We were actually a little leery of Haswell when it first launched last year. It was, after all, a chip seemingly tuned for the increasingly mobile/laptoppy world we were told was our post PC-apocalyptic future. Despite this, we recognized the chip as the CPU to have for new system builders. Clock for clock, its 22nm process, tri-gate transistors put everything else to shame—even the six-core Core i7-3930K chip in many tasks. So it’s no surprise that when Intel took a quad-core Haswell, put it in the Xerox machine, and hit the copy x2 button , we’d be ecstatic. Eight cores are decidedly better than six cores or four cores when you need them. 

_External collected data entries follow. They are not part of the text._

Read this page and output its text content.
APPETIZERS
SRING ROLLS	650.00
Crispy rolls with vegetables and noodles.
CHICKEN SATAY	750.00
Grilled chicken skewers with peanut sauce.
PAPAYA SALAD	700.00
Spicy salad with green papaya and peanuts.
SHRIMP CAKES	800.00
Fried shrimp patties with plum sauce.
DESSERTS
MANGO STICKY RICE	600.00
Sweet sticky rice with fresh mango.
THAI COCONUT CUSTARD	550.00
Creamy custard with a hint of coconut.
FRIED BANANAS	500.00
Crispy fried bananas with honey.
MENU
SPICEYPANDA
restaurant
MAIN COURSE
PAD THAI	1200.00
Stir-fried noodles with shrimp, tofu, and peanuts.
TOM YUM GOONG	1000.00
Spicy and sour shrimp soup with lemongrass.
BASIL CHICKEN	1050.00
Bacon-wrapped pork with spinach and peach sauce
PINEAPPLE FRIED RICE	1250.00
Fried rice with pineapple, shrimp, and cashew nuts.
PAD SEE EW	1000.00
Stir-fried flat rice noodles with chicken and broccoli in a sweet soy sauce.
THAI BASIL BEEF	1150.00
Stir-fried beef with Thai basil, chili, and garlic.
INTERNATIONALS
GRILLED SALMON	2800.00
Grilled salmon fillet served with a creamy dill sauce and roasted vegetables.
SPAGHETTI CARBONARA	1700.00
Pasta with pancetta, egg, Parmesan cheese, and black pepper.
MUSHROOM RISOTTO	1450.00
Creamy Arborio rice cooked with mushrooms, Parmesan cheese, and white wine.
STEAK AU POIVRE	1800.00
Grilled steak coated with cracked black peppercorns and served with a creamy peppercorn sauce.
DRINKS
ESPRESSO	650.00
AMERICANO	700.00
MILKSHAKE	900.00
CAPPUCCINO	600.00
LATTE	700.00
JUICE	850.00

The cores don’t come without a cost though, and we don’t mean the usual painful price Intel asks for its highest-end CPUs. It’s no secret that more cores means more heat, which means lower clock speeds. That’s one of the rationales Intel used with the original six-core Core i7-3960X. Although sold as a six-core, the original Sandy Bridge-E was built using an eight-core die on which Intel had permanently switched off two cores. Intel said it wanted to balance the needs of the many versus the needs of the few—that is, by turning off two of the cores, the part could hit higher clock speeds. Indeed, the Core i7-3960X had a base clock of 3.3GHz and Turbo Boost of 3.9GHz, and most could overclock it to 5GHz. The same chip packaged as a Xeon with all eight cores working—the Xeon E5-2687W—was locked down at 3.1GHz and mostly buzzed along at 3.4GHz.
 
With the new Core i7-5960X—the only eight-core of the bunch—the chip starts at a seemingly pedestrian 3GHz with a Turbo Boost of one core up to 3.5GHz. Those subsonic clock speeds won’t impress against the Core i7-4790K, which starts at 4GHz. You’ll find more on how well Haswell-E performs against Haswell in our performance section, but that’s the price to be paid, apparently, to get a chip with this many cores under the heat spreader. Regarding thermals, in fact, Intel has increased the TDP rating to 140 watts versus 130 watts of Ivy Bridge-E and Sandy Bridge-E.
 
If the low clocks annoy you, the good news is the part is fully unlocked, so the use of overclocking has been approved. For our test units, we had very early hardware and tight deadlines, so we didn’t get very far with our overclocking efforts. Talking with vendors, however, most seem very pleased with the clock speeds they were seeing. One vendor told us overclocks of all cores at 4.5GHz was already obtainable and newer microcode updates were expected to improve that. With even the vaunted Devil’s Canyon Core i7-4790K topping out at 4.7GHz to 4.8GHz, a 4.5GHz is actually a healthy overclock for an eight-core CPU.
 
When you dive down into the actual cores though, much is the same, of course. It’s based on a 22nm process. It has “3D” tri-gate transistors and integrated voltage regulation. Oh, and it’s also the first CPU to feature an integrated DDR4 memory controller.